Ospite di "Cose di Calcio", l'ex tecnico tra le altre di Juve Next Gen, Crotone e Perugia Lamberto Zauli, ha analizzato le problematiche del campionato di serie C: "Ravenna e Arezzo stanno facendo un campionato fin adesso eccezionale, però l'esperienza ci insegna che il giorno di andata è un campionato e il giorno di ritorno è un altro. Però sicuramente sono le squadre che hanno fatto meglio, stanno facendo meglio e quindi sicuramente penso che loro due arriveranno fino alla fine. Anche se poi l'Ascoli sta facendo molto bene, un po' staccato, però penso che forse l'Ascoli può se fanno un piccolo passo falso riagganciarsi, però penso che le prime due siano attrezzatissime".

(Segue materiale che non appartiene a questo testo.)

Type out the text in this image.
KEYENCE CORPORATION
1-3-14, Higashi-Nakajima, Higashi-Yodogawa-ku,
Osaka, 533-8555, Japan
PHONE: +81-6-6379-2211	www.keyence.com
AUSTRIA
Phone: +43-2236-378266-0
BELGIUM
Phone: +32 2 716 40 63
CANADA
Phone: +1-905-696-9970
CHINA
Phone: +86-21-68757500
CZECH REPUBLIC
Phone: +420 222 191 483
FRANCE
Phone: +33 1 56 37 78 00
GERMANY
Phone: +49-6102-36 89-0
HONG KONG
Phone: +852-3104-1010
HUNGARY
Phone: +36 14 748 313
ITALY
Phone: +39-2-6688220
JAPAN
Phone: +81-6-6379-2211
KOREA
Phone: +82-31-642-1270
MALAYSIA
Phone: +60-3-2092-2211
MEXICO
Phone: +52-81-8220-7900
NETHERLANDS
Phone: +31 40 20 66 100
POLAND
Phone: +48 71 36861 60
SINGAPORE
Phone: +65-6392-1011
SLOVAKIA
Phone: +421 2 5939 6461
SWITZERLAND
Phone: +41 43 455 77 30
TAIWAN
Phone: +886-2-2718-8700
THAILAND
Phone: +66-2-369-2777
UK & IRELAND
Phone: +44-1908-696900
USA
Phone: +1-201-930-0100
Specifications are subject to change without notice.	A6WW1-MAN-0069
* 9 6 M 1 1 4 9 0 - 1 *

C'è il grande problema della Ternana che non si sa purtroppo come finirà, c'è il problema del Rimini e sappiamo come è finita, c'è il Perugia che invece è in difficoltà, ma lo è dal punto di vista tecnico. Insomma, è un campionato che ogni anno purtroppo ripropone gli stessi problemi: "Bisogna fare qualcosa perché, non lo dico io, insomma, è una mancanza di rispetto a chi sta dentro e quindi ci si dedica tanto, i presidenti ci mettono dei soldi, tutti i tesserati ci mettono passione, sogni e quindi vedersi poi cambiare il tutto fa male, è brutto per gli amanti noi del calcio e quindi ci siamo, pensavamo l'anno scorso, nel Girone C soprattutto, di aver visto il peggio, invece quest'anno abbiamo continuato a vedere queste cose, quindi assolutamente dispiace".
C'è anche chi ha parlato di campionato falsato, secondo te troppo? "No, può fare la differenza, fa sicuramente la differenza perché ogni squadra ha il proprio obiettivo, tre punti sono tanti, per assurdo si penalizza chi aveva perso con Rimini e non chi aveva vinto, quindi secondo me questo è penalizzante per il campionato".
Personalmente quanto ti manca la panchina e se si è già mosso qualcosa? "No, non si è mosso niente, manca perché è la passione nostra, ci piace, quello che ci dà la panchina, il campo è quell'adrenalina che comunque quando non sei dentro è assolutamente assente, però ho l'età giusta per aspettare anche con serenità la cosa giusta e quindi speriamo capiti senza grandissime apprensioni".